Apa jawab Imam Ahmad?
"Katakan pada Yahya, jika dia menginginkan kemuliaan seperti ini, marilah ke sini; dia tuntun tunggangan Asy Syafi'i di kanan, aku sebelah kiri."
Tamu ini, Muhammad ibn Idris Asy Syafi'i. Orang yang kelak hingga empatpuluh tahun lamanya namanya tersebut dalam doa sang tuan rumah, hingga putri kecilnya bertanya, "Siapakah dia?"
Dan apa jawab Imam Ahmad?
"Asy Syafi'i adalah mentari bagi siangnya hari dan obat penyembuh bagi sakitnya tubuh.
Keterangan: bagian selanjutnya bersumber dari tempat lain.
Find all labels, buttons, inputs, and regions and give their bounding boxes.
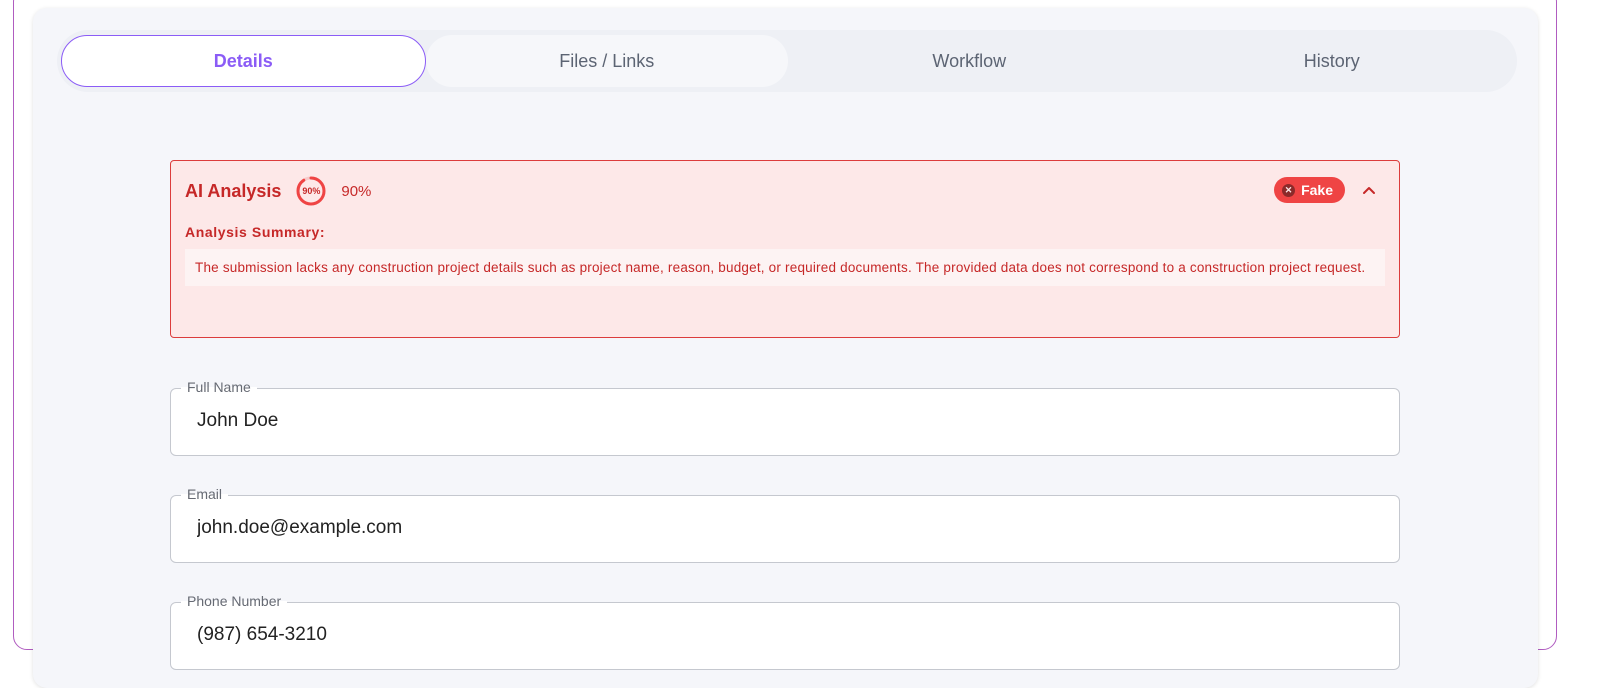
ai-analysis-header: AI Analysis 90% 90% <box>185 175 371 207</box>
fake-status-badge: ✕ Fake <box>1274 177 1345 203</box>
email-field: Email <box>170 486 1400 563</box>
full-name-input[interactable] <box>197 410 1367 432</box>
tab-files-links[interactable]: Files / Links <box>425 35 788 87</box>
request-card: Details Files / Links Workflow History A… <box>33 8 1538 688</box>
x-circle-icon: ✕ <box>1282 183 1296 197</box>
ai-analysis-title: AI Analysis <box>185 180 282 201</box>
confidence-value: 90% <box>341 182 372 200</box>
email-label: Email <box>181 486 229 502</box>
phone-number-input[interactable] <box>197 624 1367 646</box>
fake-badge-label: Fake <box>1301 182 1333 198</box>
phone-number-field: Phone Number <box>170 593 1400 670</box>
chevron-up-icon <box>1363 187 1375 194</box>
analysis-summary-text: The submission lacks any construction pr… <box>185 249 1385 286</box>
email-input[interactable] <box>197 517 1367 539</box>
tab-bar: Details Files / Links Workflow History <box>57 30 1517 92</box>
collapse-button[interactable] <box>1357 177 1381 203</box>
tab-details[interactable]: Details <box>61 35 426 87</box>
confidence-ring: 90% <box>295 175 327 207</box>
full-name-label: Full Name <box>181 379 257 395</box>
confidence-ring-label: 90% <box>302 186 321 196</box>
analysis-summary-label: Analysis Summary: <box>185 224 326 240</box>
phone-number-label: Phone Number <box>181 593 288 609</box>
tab-history[interactable]: History <box>1151 35 1514 87</box>
full-name-field: Full Name <box>170 379 1400 456</box>
ai-analysis-panel: AI Analysis 90% 90% ✕ Fake Analysis Summ… <box>170 160 1400 338</box>
tab-workflow[interactable]: Workflow <box>788 35 1151 87</box>
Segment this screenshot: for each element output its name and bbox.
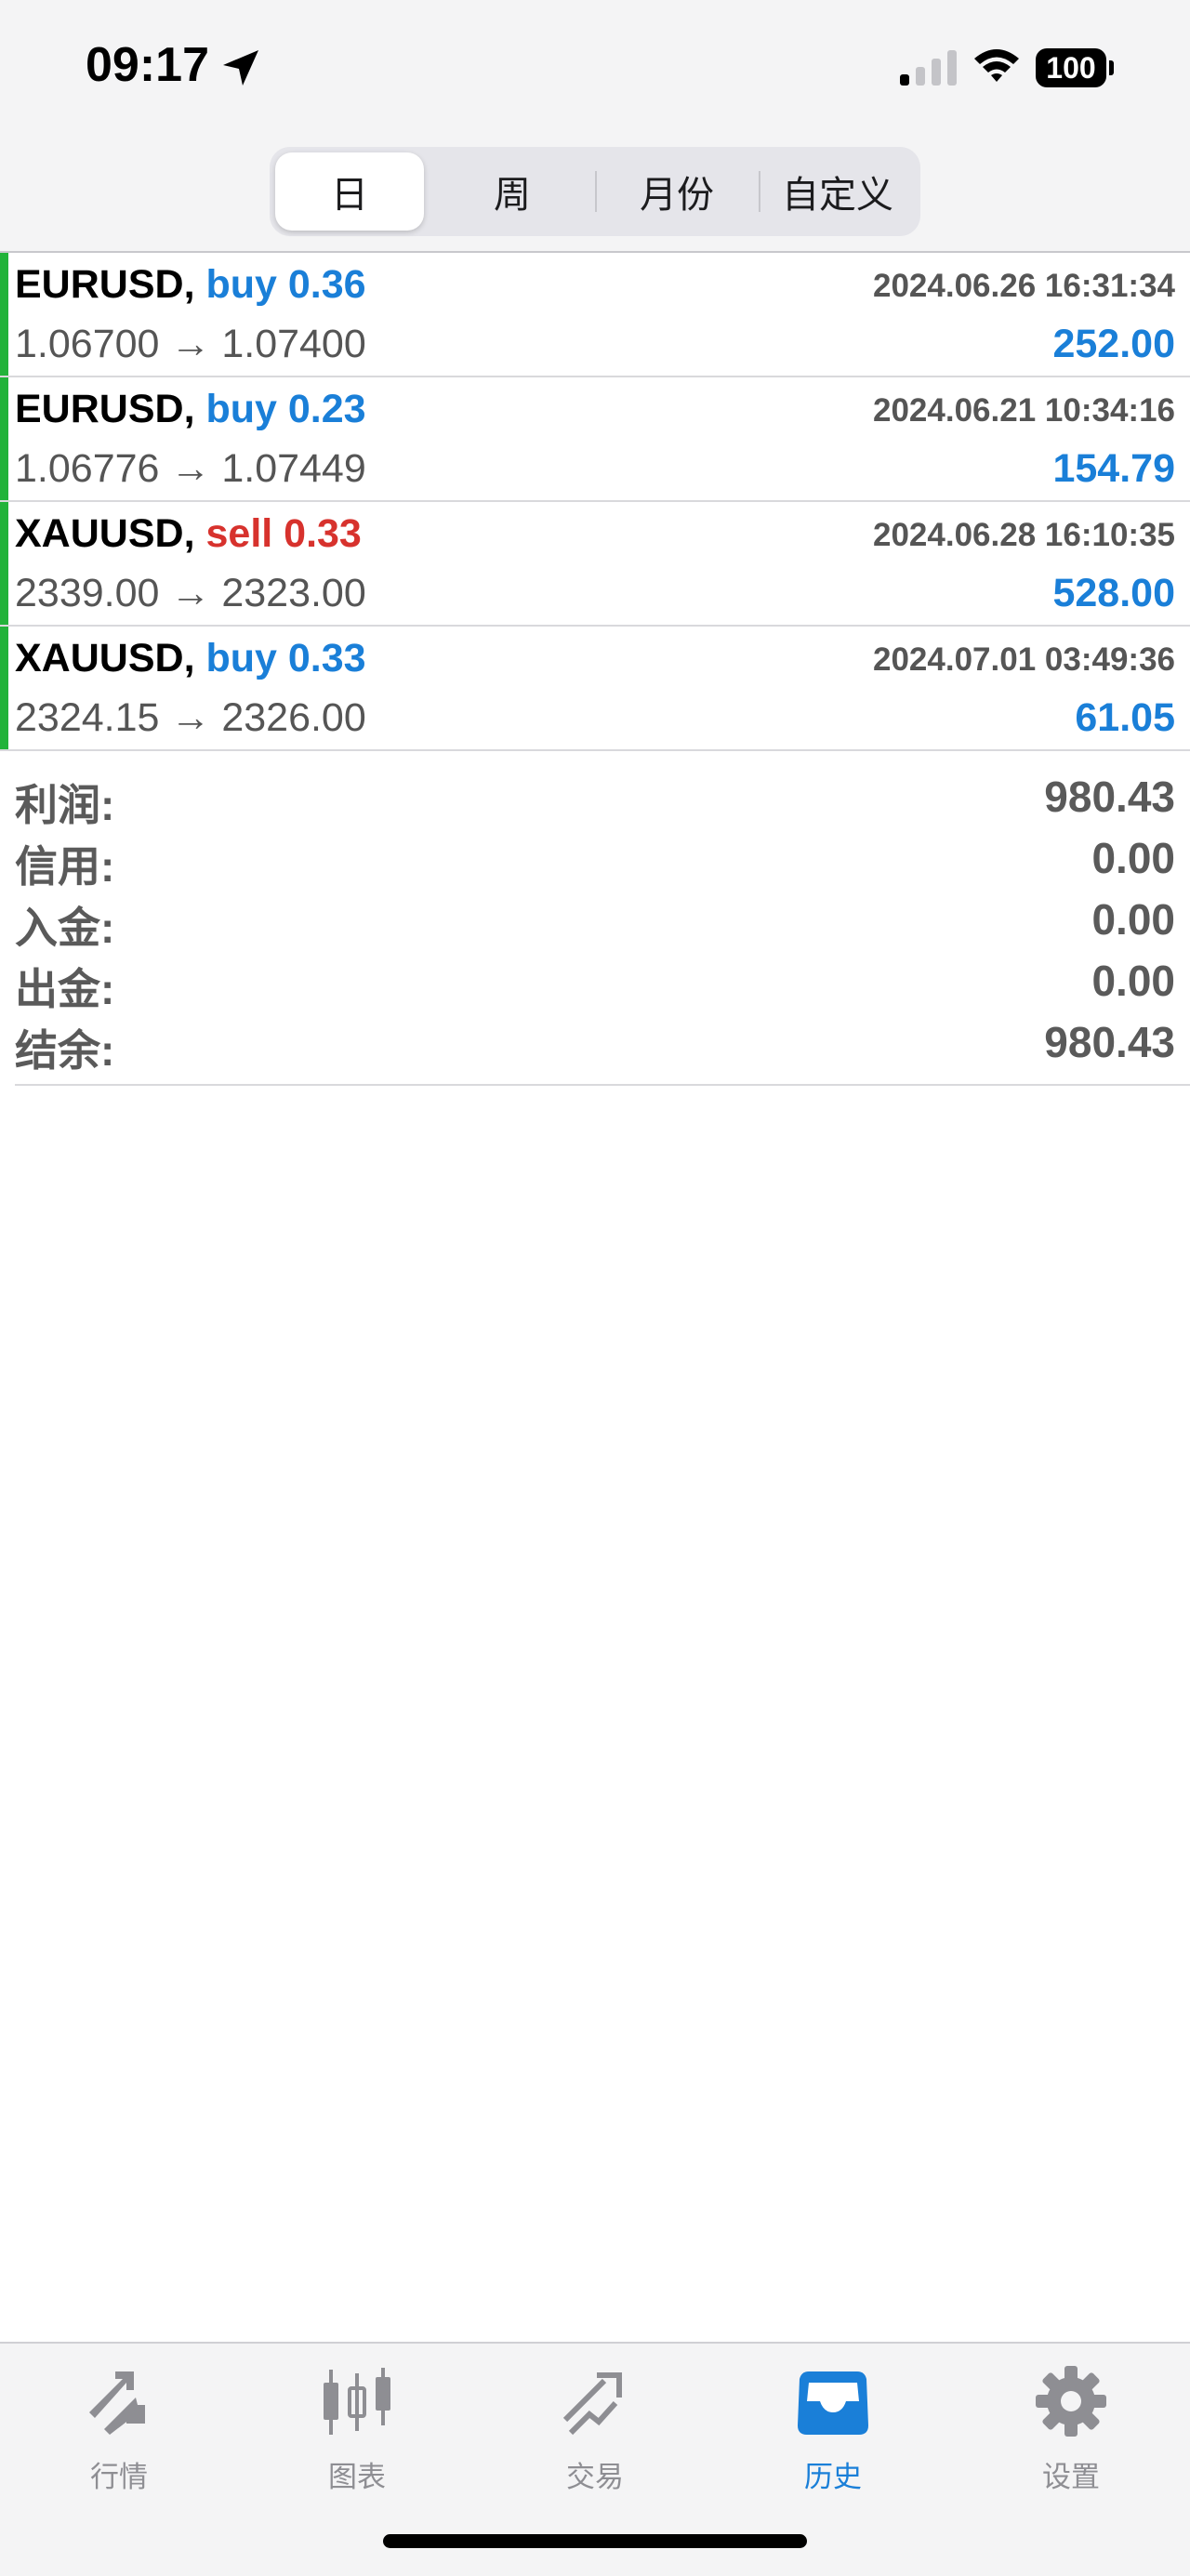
trade-symbol: XAUUSD, [15, 511, 195, 556]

Maka siapa yang tak memerlukan keduanya?"
Seusai menghantar jenazah Ustadz Abu Sa'ad ke pemakaman, beruntunglah kami dapat menadah ilmu dari Ustadz Abdullah Soleh Hadrami, Ustadz Ferry Nur, dan Asatidzah lainnya hafizhahumullah dalam sebuah jamuan kecil yang di dalamnya kami tiru laku Imam Asy Syafi'i yakni soal menghabis-habiskan hidangan di sisi orang shalih dan menadahkan tangan bersama doa-doa mereka.
Di kesempatan ini, para beliau mewedharkan keteladanan Pembina YPI Al Atsary itu dengan rasa kehilangan yang amat dalam.
Ya, siapa kini yang rela ditegur dan disingkiri sesama kolega demi iman, ukhuwah, dan kepedulian terhadap mukminin sedunia seperti Abu Sa'ad yang dengan ringan dan akrabnya menyambungkan diri dan jama'ahnya pada kami di Sahabat Al Aqsha, di KISPA, di berbagai lembaga kemanusiaan lain yang 'bukan siapa-siapa'?
Siapakah yang dengan berani menyambangi saudaranya di Gaza, berakrab dengan para Petinggi Hamas, mengunjungi Aleppo dengan harta dan jiwa yang dibalut cinta? Siapakah yang begitu dicintai para mujahid garis depan karena teguh tekadnya menyambungkan Ahrarusy Syam dengan Jabhah Nushrah -saat itu-, Jaisyul Hurr, hingga berbagai kelompok pejuang lain?
Saya berdoa, seperti doa guru kita Ustadz Abu Qatadah hafizhahullah di depan makam Abu Sa'ad rahimahullah. Wafat satu, semoga lahir seribu yang semisal itu.
Allaahu yarhamhu rahmatan wasi'ah. Jejak 'amalnya di berbagai pelosok negeri ini hingga ke penjuru bumi kan bersaksi atas kebaikannya. Dia telah pergi, tapi pelajaran darinya tuk kami terukir abadi.